Ignoring the MEN's attempts to turn the FCUB-Maine Road game into something it isn't (Ramsbottom being the Bury sides 'derby' game) I'll finish with the news that 'Pavs Patch' is back! Unfortunately it isn't in The Reporter and it's not about non-league football but I'm sure that sooner or later Mike Pavasovic's new column in the Oldham Chronicle is bound to mention the semi-pro game sooner or later

Till next week.

Off To: Cammell Laird

It's a break from the trials and tribulations of our Unibond Premier League campaign this Saturday as we once again set foot on the Trophy trail, this time westwards towards Birkenhead to take on Cammell Laird.

As success stories go, they don't really get any better than Cammel Lairds recent history. After spending the best part of the last 100 years in local leagues they joined the NWCL Division Two in 2004, winning the League, League Cup and Division Two trophy in their first season. Their rapid rise continued last season when they won the NWCL Division One title and gained promotion to the Unibond First despite having six points deducted (lets have it right, you can never have been a proper NWCL team if you haven't had points deducted at some stage).

Currently Laird sit fourth in the Unibond First, six points behind leaders Stocksbridge (and realistically seven places behind us) though they do have three games in hand. In fact it would just be easier to boil things down to this: as it stands they've scored over 300 goals and only lost eight league games during their two and a bit years in the more senior echelons of the pyramid. All of which, I'm sure you'll agree, is mightily impressive if not a trifle worrying.

At least it would be if we were playing them in the league but we're not - this is wild and wacky world of the FA Trophy where anything can happen! (That's 'anything' in a football context, not 'anything' as in a game being held up by monkeys having a go kart race round the pitch context. Though we do live in hope.)

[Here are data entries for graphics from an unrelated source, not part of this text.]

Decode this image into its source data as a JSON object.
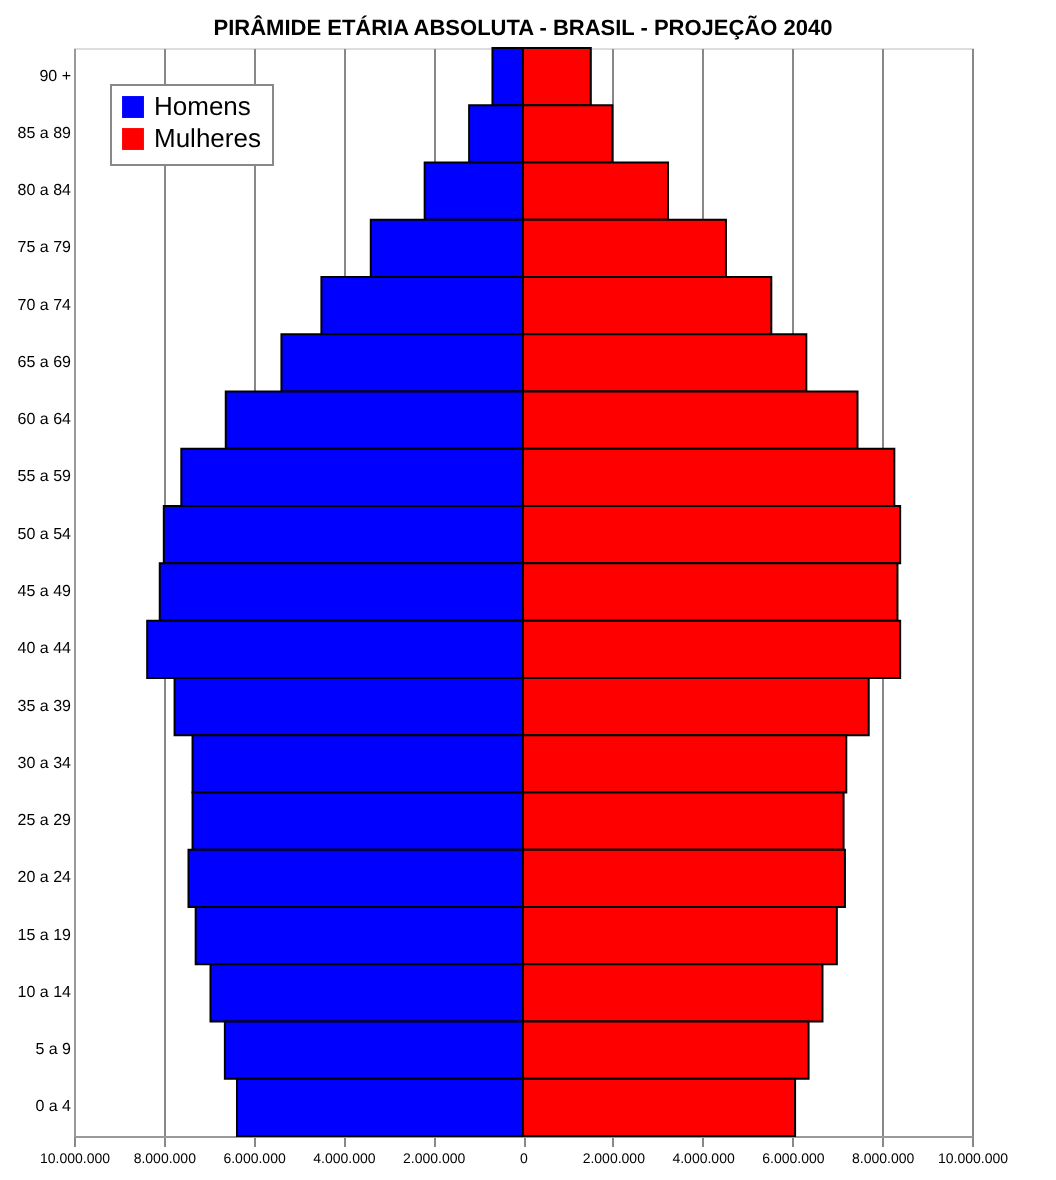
{
  "chart_data": {
    "type": "bar",
    "orientation": "horizontal",
    "title": "PIRÂMIDE ETÁRIA ABSOLUTA - BRASIL - PROJEÇÃO 2040",
    "categories": [
      "90 +",
      "85 a 89",
      "80 a 84",
      "75 a 79",
      "70 a 74",
      "65 a 69",
      "60 a 64",
      "55 a 59",
      "50 a 54",
      "45 a 49",
      "40 a 44",
      "35 a 39",
      "30 a 34",
      "25 a 29",
      "20 a 24",
      "15 a 19",
      "10 a 14",
      "5 a 9",
      "0 a 4"
    ],
    "series": [
      {
        "name": "Homens",
        "color": "#0000ff",
        "values": [
          -680000,
          -1200000,
          -2190000,
          -3390000,
          -4490000,
          -5380000,
          -6620000,
          -7610000,
          -8000000,
          -8090000,
          -8370000,
          -7760000,
          -7360000,
          -7360000,
          -7450000,
          -7290000,
          -6960000,
          -6640000,
          -6370000
        ]
      },
      {
        "name": "Mulheres",
        "color": "#ff0000",
        "values": [
          1510000,
          1990000,
          3230000,
          4520000,
          5530000,
          6310000,
          7450000,
          8270000,
          8400000,
          8340000,
          8400000,
          7700000,
          7200000,
          7140000,
          7170000,
          6990000,
          6670000,
          6360000,
          6060000
        ]
      }
    ],
    "xlim": [
      -10000000,
      10000000
    ],
    "xticks": [
      {
        "value": -10000000,
        "label": "10.000.000"
      },
      {
        "value": -8000000,
        "label": "8.000.000"
      },
      {
        "value": -6000000,
        "label": "6.000.000"
      },
      {
        "value": -4000000,
        "label": "4.000.000"
      },
      {
        "value": -2000000,
        "label": "2.000.000"
      },
      0,
      {
        "value": 2000000,
        "label": "2.000.000"
      },
      {
        "value": 4000000,
        "label": "4.000.000"
      },
      {
        "value": 6000000,
        "label": "6.000.000"
      },
      {
        "value": 8000000,
        "label": "8.000.000"
      },
      {
        "value": 10000000,
        "label": "10.000.000"
      }
    ],
    "grid": "x",
    "legend": "top left",
    "stacked": true
  }
}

Both sides enter this first meeting between the two clubs on the back of a defeat; Lairds nine game unbeaten run came to an end at home to Prescot last Tuesday in the League Cup whilst the less said about Mossley's game at Ossett the better.

Prediction: At this stage of the competition last year Mossley went to Gresley and came back with superb 4-1 win so who's to say that we can't do it again against tough opposition? Well me for one as I think this will be a creditable draw for Mossley, giving them the opportunity to claim the £2000 prize money at Seel Park on Tuesday.